La Nouvelle Tribune

"Je ne suis pas d’accord avec le mode de gestion du taux de change du Fcfa contre l’Euro" dixit Claude D’Almeïda

Espace membre

 

Bilan des quarante ans de la zone Franc, la question du mode de gestion du taux de change du Fcfa et de la domiciliation des réserves africaines au trésor français: Claude D’Almeïda, consultant et spécialiste des questions monétaires livre sa vision des relations entre la France et ses partenaires africains quarante années après. C’était hier sur l’émission ‘’Cartes sur Table’’ de la radio Océan Fm.
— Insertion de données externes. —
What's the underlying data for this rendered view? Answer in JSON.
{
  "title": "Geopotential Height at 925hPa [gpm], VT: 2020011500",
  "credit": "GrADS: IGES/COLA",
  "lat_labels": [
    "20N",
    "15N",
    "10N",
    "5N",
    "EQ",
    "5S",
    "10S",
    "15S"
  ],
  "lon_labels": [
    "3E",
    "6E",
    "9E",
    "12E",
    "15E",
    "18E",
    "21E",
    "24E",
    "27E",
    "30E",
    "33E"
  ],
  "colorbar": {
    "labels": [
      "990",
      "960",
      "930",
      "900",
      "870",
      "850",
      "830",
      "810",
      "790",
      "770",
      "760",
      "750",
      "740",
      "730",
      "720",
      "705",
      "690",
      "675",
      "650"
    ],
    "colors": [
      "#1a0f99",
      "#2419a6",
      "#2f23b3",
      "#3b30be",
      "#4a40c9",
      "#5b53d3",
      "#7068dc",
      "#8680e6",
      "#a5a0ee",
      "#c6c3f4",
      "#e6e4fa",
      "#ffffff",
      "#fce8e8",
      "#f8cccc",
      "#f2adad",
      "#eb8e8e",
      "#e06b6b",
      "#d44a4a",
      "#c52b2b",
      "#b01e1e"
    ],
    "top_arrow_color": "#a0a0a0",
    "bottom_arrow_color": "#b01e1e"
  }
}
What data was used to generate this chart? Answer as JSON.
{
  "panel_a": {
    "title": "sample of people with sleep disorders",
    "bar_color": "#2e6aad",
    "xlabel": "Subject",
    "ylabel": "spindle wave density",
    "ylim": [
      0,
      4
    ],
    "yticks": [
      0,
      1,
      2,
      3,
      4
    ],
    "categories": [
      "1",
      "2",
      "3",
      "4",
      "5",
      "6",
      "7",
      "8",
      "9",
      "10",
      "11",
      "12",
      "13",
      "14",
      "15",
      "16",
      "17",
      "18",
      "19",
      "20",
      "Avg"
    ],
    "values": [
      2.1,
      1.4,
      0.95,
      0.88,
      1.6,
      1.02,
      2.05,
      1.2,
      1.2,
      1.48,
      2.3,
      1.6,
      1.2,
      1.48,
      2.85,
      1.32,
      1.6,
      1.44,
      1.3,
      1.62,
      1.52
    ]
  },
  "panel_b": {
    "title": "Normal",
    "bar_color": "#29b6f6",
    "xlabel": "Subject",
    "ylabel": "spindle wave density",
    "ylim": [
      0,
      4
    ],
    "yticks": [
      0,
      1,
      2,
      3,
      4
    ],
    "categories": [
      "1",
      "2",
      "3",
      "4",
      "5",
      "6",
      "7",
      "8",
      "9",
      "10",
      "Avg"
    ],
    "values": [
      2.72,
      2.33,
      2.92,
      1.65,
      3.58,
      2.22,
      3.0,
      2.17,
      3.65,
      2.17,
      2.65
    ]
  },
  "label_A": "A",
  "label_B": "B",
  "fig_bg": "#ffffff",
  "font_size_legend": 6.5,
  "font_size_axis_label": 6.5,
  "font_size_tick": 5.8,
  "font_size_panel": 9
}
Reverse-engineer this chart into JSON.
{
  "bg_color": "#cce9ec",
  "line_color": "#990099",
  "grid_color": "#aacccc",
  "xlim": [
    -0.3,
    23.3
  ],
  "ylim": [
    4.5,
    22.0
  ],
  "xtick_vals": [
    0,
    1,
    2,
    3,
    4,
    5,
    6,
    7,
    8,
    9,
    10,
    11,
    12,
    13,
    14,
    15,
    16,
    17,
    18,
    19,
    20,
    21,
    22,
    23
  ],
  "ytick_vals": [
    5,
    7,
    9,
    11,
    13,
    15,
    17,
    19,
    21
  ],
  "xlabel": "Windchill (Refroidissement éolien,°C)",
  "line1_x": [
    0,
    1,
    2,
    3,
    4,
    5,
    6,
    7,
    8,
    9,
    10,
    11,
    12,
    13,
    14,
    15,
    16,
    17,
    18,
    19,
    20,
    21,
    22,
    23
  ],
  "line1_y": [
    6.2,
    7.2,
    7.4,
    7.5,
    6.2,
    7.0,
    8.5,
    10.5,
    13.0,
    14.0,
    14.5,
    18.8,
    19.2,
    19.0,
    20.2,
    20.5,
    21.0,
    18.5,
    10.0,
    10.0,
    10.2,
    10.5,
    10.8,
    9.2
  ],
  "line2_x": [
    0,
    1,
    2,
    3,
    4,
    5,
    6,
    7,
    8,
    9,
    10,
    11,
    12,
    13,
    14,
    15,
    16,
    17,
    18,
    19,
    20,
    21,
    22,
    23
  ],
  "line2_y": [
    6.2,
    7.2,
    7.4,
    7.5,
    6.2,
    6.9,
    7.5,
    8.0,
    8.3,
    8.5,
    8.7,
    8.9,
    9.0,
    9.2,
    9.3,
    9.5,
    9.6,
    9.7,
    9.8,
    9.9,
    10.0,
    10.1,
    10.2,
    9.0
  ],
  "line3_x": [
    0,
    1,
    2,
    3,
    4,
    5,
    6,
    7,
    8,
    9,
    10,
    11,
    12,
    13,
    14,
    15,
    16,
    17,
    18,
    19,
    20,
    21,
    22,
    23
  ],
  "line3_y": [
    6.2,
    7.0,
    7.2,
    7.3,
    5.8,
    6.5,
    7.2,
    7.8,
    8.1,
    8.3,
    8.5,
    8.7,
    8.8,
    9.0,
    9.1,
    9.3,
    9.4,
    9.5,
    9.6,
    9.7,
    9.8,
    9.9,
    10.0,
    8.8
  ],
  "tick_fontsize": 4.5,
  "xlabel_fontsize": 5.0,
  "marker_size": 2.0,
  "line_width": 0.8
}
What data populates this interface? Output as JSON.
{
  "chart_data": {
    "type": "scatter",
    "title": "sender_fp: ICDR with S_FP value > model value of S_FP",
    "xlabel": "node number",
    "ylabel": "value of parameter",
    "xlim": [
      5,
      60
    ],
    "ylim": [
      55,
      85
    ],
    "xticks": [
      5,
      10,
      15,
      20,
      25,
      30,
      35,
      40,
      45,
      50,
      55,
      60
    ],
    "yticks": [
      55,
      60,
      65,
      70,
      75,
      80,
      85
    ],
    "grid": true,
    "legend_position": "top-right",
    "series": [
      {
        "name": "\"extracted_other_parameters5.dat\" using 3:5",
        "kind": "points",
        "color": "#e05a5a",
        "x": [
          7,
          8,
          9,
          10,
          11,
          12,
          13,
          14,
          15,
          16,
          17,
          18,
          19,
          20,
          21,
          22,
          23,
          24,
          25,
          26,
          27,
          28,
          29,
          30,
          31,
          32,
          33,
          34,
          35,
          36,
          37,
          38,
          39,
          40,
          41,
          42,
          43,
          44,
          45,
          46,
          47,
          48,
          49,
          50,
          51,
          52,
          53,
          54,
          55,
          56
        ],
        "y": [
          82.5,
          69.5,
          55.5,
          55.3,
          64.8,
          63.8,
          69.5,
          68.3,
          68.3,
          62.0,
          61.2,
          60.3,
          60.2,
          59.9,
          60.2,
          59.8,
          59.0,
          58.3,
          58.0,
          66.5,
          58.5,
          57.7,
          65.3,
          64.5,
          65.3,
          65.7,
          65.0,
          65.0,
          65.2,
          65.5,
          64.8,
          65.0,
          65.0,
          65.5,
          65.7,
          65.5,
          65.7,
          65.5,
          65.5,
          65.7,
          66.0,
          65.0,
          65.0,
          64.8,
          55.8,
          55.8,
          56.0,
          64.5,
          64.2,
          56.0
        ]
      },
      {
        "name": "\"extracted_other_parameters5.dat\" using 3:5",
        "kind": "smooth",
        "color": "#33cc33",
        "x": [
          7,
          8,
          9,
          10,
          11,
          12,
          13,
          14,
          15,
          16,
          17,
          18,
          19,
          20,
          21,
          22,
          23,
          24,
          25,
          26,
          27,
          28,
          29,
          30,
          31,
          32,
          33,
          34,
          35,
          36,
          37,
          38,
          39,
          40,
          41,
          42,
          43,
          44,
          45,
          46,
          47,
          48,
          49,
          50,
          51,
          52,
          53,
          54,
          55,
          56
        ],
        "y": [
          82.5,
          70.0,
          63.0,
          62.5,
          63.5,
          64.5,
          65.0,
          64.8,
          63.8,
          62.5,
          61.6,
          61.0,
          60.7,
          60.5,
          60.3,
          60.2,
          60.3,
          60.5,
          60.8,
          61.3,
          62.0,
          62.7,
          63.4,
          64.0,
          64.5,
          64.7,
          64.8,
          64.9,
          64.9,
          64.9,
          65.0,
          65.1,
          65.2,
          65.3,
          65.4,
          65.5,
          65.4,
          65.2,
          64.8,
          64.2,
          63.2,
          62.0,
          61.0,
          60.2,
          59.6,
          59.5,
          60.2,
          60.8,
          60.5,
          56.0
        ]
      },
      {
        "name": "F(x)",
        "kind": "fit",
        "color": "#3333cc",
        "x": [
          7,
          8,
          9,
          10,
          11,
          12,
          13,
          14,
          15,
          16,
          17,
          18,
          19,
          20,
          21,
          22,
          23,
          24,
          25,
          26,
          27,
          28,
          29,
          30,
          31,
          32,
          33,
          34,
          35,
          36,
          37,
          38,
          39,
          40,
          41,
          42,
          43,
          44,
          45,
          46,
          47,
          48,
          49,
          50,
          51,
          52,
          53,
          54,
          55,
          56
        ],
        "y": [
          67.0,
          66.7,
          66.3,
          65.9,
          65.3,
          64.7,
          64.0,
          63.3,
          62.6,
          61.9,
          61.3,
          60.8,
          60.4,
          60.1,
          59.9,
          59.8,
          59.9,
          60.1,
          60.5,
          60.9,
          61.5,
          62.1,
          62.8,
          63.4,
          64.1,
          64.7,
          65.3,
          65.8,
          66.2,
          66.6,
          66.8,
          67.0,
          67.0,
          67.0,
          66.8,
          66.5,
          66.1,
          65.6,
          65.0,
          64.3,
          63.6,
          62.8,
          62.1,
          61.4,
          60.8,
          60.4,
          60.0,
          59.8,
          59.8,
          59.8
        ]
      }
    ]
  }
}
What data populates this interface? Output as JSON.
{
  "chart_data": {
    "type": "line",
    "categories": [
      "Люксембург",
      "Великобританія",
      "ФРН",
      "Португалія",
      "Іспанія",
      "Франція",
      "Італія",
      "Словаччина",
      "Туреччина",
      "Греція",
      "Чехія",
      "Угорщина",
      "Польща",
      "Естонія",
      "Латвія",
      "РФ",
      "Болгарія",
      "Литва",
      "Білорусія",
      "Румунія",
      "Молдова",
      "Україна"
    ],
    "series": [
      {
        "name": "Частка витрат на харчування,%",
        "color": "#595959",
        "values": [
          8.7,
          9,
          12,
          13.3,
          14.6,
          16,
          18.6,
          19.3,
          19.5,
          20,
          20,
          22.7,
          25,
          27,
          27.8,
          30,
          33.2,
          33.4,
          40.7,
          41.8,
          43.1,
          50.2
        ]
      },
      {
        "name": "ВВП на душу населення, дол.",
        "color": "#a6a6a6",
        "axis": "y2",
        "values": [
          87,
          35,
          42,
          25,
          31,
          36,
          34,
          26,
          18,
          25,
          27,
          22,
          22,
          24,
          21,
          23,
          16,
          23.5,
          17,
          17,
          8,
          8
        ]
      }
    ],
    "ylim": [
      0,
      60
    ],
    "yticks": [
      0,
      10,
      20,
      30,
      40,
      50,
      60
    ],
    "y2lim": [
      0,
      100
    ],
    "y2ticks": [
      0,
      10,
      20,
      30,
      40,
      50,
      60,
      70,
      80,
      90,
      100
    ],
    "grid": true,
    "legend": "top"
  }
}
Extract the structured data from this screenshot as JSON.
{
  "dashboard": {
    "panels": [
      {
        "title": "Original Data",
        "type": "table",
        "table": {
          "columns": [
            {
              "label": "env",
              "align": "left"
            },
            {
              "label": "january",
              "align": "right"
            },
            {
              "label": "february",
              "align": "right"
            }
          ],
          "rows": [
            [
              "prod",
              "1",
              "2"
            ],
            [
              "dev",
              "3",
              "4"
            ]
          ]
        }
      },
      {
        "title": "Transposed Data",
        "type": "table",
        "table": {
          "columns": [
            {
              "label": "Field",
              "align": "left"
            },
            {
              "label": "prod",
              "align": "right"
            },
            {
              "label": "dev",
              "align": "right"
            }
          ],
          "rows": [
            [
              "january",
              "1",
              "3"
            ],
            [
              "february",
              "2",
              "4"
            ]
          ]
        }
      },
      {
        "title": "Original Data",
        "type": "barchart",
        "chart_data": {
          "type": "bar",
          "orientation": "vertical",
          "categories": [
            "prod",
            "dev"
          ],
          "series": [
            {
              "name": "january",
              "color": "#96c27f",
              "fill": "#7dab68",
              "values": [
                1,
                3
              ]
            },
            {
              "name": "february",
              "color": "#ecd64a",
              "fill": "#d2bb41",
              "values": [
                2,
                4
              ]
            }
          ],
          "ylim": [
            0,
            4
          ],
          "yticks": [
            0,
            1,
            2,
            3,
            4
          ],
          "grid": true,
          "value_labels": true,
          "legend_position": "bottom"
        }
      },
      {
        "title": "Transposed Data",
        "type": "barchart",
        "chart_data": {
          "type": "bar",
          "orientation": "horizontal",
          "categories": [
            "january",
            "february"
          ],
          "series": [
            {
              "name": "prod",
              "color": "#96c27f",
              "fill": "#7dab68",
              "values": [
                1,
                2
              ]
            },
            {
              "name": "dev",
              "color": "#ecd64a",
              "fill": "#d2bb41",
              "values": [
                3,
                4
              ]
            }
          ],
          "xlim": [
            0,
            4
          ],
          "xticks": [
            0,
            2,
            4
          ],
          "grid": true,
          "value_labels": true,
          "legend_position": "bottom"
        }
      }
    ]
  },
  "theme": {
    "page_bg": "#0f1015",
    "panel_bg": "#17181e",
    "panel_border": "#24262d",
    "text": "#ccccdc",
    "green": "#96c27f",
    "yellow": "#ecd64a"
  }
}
Paris, la capitale de la République française a abrité vendredi dernier la commémoration du 40ème anniversaire de la zone Franc. Une fête à laquelle le  président ivoirien Alassane Outtara a été convié en sa qualité d’ancien gouverneur de la Bceao (Banque centrale des Etats de l’Afrique de l’Ouest) et ancien directeur du département Afrique du Fmi (Fonds monétaire international). Le Bénin faisant aussi partie de ce vaste espace d’échange et de partage du Fcfa, la radio privée Océan Fm a invité dans ce cadre un consultant et spécialiste des questions monétaires: Claude D’Almeïda. Au cours de l’émission ‘’Cartes sur table’’  de ce dimanche, il a surtout été question pour le confrère de passer au crible avec son hôte, les avancées qui ressortent de ces longues années d’expériences avec la France. De longues années passées ensemble mais qui mettent les quinze pays africains ayant en partage le Fcfa (Franc des colonies françaises d’Afrique) dans une situation inconfortable vis-à-vis de leur colonisateur. Un  cas pratique soulevé par le confrère est la domiciliation d’une bonne partie des réserves africaines au trésor français. A ce sujet, l’invité pense qu’on ne saurait taxer la France d’une  puissance qui s’enrichit au détriment de ces pays. Puisque «c’est tout à fait normal dans un système monétaire d’exiger des garanties en contrepartie des avantages qu’on accorde à l’autre partie». Ce que Claude D’Almeïda trouve illogique est le mode de gestion du taux de change du Fcfa contre l’Euro. Lequel est à son avis trop rigide et ne colle pas avec certaines réalités.  «La détermination du taux de change du Fcfa contre l’Euro ne tient pas compte de la réalité du marché et de la loi de l’offre et de la demande», se désole t-il. Avant d’expliquer qu’une telle situation décourage l’exportation et fait la part belle à la consommation à travers un pourcentage élevé des importations.